Sunday, August 21, 2011

THE FIRST TIME I'M RANTING OUT OF EXTREME ANGER

Pay me no notice. This is my way of expending the waves of anger rolling and curling within me so I may feel better. The reason why I hadn't posted this a status so it wouldn't attract as much attention, if any at all. I'm just here to rant.

I've never met a more hypocritical woman. And you call yourself a UP student? With your ability to see and connect only the most obvious of dots, I wonder how you even got in. Disappear off the face of the earth, will you?

-This is all I can say to a roommate who has consistently only been petty, selfish, close-minded, and has done nothing but but hurl accusations at everyone. To each her own, okay?



Friday, August 19, 2011

Writing sentiments

Fiction was and always will be my first love. But only recently have I realized the merits and appeals to poetry. Simple words strung together in lines not quite providing the totality of that one snapshot, but letting your imagination take over, hence making the experience more personal to you, as you interpret the lines within the scope of your own biases, your experiences, and within the daily events that sum up your life.  As you can see in my previous post, I’ve just written a new one, the first I’ve ever dared to publish online. May we both continue to unravel the joys of reading the written word!

Shoo away the storm

This is uncharacteristic of me. I’ve always loved reading and writing but I haven’t come up with any interesting material for the past two years, courtesy of a changed lifestyle and a much busier schedule. But last night, something happened. It was a first. Now I know how it feels to be so unreasonably accused of something, how much degradation to one’s self it could cause. I share my dormitory room with five others, and when I arrived, two of them were in one of the beds, chatting, watching some movie. I’d had a completely exhausting day and had settled to sleep and then suddenly, about I guess an hour later, I woke to chaos, to loud screaming fits and noises. Only to be accused of something after keeping to my peace. And I’m still angry, who wouldn’t?

To the tornado who continuously wrecks my peace, pray, go away.

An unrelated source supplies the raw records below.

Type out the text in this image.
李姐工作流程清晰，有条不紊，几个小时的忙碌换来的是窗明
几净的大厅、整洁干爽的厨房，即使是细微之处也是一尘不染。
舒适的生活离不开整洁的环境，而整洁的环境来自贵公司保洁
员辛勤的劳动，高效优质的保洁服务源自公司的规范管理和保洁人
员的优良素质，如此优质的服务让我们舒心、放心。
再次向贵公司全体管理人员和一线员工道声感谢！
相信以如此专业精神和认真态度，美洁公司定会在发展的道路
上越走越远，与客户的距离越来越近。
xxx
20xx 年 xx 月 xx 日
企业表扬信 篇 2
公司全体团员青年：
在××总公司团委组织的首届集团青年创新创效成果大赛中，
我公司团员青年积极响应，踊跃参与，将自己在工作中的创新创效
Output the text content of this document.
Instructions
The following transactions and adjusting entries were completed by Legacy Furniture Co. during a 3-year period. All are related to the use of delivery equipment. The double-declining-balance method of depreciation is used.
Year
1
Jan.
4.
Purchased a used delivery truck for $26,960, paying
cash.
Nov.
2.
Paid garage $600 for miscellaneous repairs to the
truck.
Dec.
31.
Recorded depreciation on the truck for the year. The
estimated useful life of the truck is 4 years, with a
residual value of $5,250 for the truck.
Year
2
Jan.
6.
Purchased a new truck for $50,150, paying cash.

Well I tried to explain to you
Seeing you in tears
I tried to be kind, although I was hurt myself
But you continued being only vindictive
And I’m sorry to say
I won’t let you continue to trample on me
Because I’m not feeling guilty at all
Because I really am not
You hurl your vile accusations
I’m disappointed to see you're no better than your detestable exterior
Your selfish, uncaring attitude
Seeing no more beyond yourself
Well I’m through with you
I gave you, us, a chance
A chance perhaps of friendship, if not just cold, base civility
But you haven’t returned the favor
I’m sorry to say but
I won’t let you trample on me
Hold me responsible for things
You caused with your own stupidity
And careless behavior
Go, flit away now, don’t be the effervescent fly
I’m tired of you, all the drama, and your machinations
I tried to explain to you
And I refuse getting further scorched.